Sen, senin tipinde bir teknik direktör ile futbolculuğunda acaba çalışsaydın ne yapardın? 3 sene evvel, bazı futbolcuların ayakkabıyı duvara fırlatmasını bir yana bırak, o ayakkabıyı alır, yedek kramponlarıyla beraber ona yuttururdun. Felipe'nin isyanı ve ‘‘adios amigos’’ demesi çok doğal.

Ümit Davala alındı. Oynatsan da, kadro harici bıraksan da, kovsan da, küfür etsen de, bu futbolcu ayda G.Saray'dan 100 bin dolar alacak. Yani Milan'ın, Ümit'e vereceği parayı, Milan güya jest yapmış gibi bonservis parası almadan G.Saray'ın sırtına yüklüyor. Onun için de Ümit bu kadar sorumsuz. Şimdi de onu geri göndermeye kalkıyorsun. Hakan Ünsal'da geri döndü, o zaman Hakan Şükür'ün günahı neydi.

Bakın, G.Saray'da bir tehlike baş gösterdi. Başkan Özhan Canaydın var, arada hiç kimse yok. Sonra Fatih Terim var. Yönetim kurulu nerede mi? Bence onlar balık tutmaya gittiler. İşte bütün mesele burada. İşin daha ilginç, başka bir yönü var. Futbolcu transferlerine kulüp mü karar verir, teknik direktörler mi? Bunların kulüp yönetimi tarafından yapılması gerekir. Teknik direktör bugün vardır, yarın yoktur. O kulübün paralı üst düzey çalışanıdır. Onun da transferde hakkı yok mu, tabii ki var. O yüzden birkaç futbolcu almaya hakkı var.

Aldım kardeşim

Fatih Terim, Hagi
'yi de istememişti. Faruk Süren ‘‘Ben aldım kardeşim. İster oynatırsın, ister oynatmazsın’’ demiş ve kestirip atmıştı.

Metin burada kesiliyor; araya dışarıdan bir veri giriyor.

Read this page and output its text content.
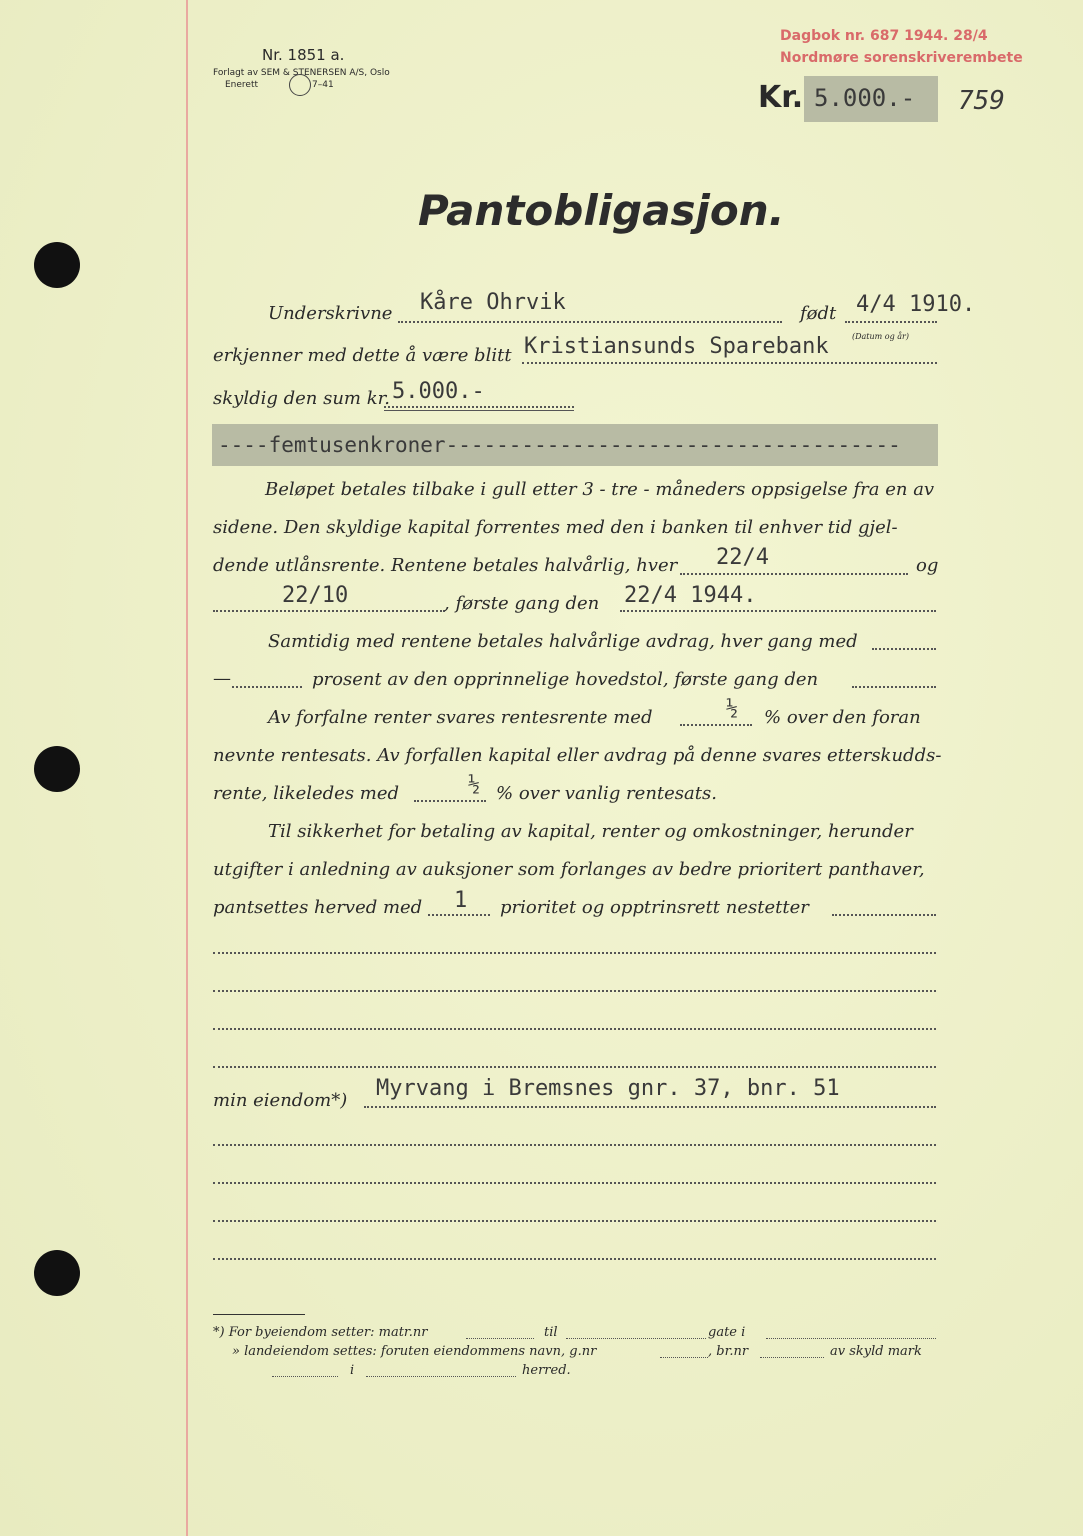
Nr. 1851 a.
Forlagt av SEM & STENERSEN A/S, Oslo
Enerett	7–41
Dagbok nr. 687 1944. 28/4
Nordmøre sorenskriverembete
Kr. 5.000.- 759
Pantobligasjon.
Underskrivne Kåre Ohrvik	født 4/4 1910.
(Datum og år)
erkjenner med dette å være blitt Kristiansunds Sparebank
skyldig den sum kr. 5.000.-
----femtusenkroner------------------------------------
Beløpet betales tilbake i gull etter 3 - tre - måneders oppsigelse fra en av
sidene. Den skyldige kapital forrentes med den i banken til enhver tid gjel-
dende utlånsrente. Rentene betales halvårlig, hver 22/4	og
22/10	, første gang den 22/4 1944.
Samtidig med rentene betales halvårlige avdrag, hver gang med
—	prosent av den opprinnelige hovedstol, første gang den
Av forfalne renter svares rentesrente med	½ % over den foran
nevnte rentesats. Av forfallen kapital eller avdrag på denne svares etterskudds-
rente, likeledes med	½ % over vanlig rentesats.
Til sikkerhet for betaling av kapital, renter og omkostninger, herunder
utgifter i anledning av auksjoner som forlanges av bedre prioritert panthaver,
pantsettes herved med 1 prioritet og opptrinsrett nestetter
min eiendom*) Myrvang i Bremsnes gnr. 37, bnr. 51
*) For byeiendom setter: matr.nr	til	gate i
» landeiendom settes: foruten eiendommens navn, g.nr	, br.nr	av skyld mark
i	herred.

Barcelona maçının kadrosu nasıl olacak. Barcelona'da sahaya kimler çıkacak, kimler tribünde oturacak. Çok futbolcu bunu bilmiyor. Böyle tedirginlik yaşayan bir futbol takımı başarılı olamaz. Dikkatli bakan gözler, bunları kenardan görüyor. Futbolcu bir işçidir. Ama şamar oğlanı değildir. Bunu herkes iyi bilmeli...

Hakeme anons uyarısı!...

SAMSUNSPOR maçından sonra Murat Özaydınlı bir açıklama yaptı ve, ‘‘Küfürler için devre arasında hakemle konuşmaya çalıştık. Ama bizi dinlemedi bile’’ dedi. Aynı Özaydınlı'nın 3 gün önce oynanan G.Saray maçında hakemin kulağına bi şeyler fısıldadığı kamarelara yansıyordu. Acaba Özaydınlı, orada da hakeme, ‘‘Taraftar küfrediyor, anons yap’’ mı diyordu.

POLİS İSTESİN!...

ÖZHAN Canaydın'ın, insanlık konusunda, beyefendilik ve sportmenlik konusunda elleri oynuyor. Sahtekar değil, candan ve içten hareket ediyor. Çoğunun yaptığı gibi perdenin arkasında ayrı, önünde ayrı oynamıyor. Ama adamın artık boğazına kadar geldi. İsyan ediyor, bu konuda da son derece haklı. Beyler, bu spor anarşisi önlemler alınmazsa, PKK teröründen daha büyük boyutlara ulaşacak. Size bu cümlelerim ninni gibi gelebilir. Bu iş büyük boyutlarda, polis normal yollarla bunlarla başedemez.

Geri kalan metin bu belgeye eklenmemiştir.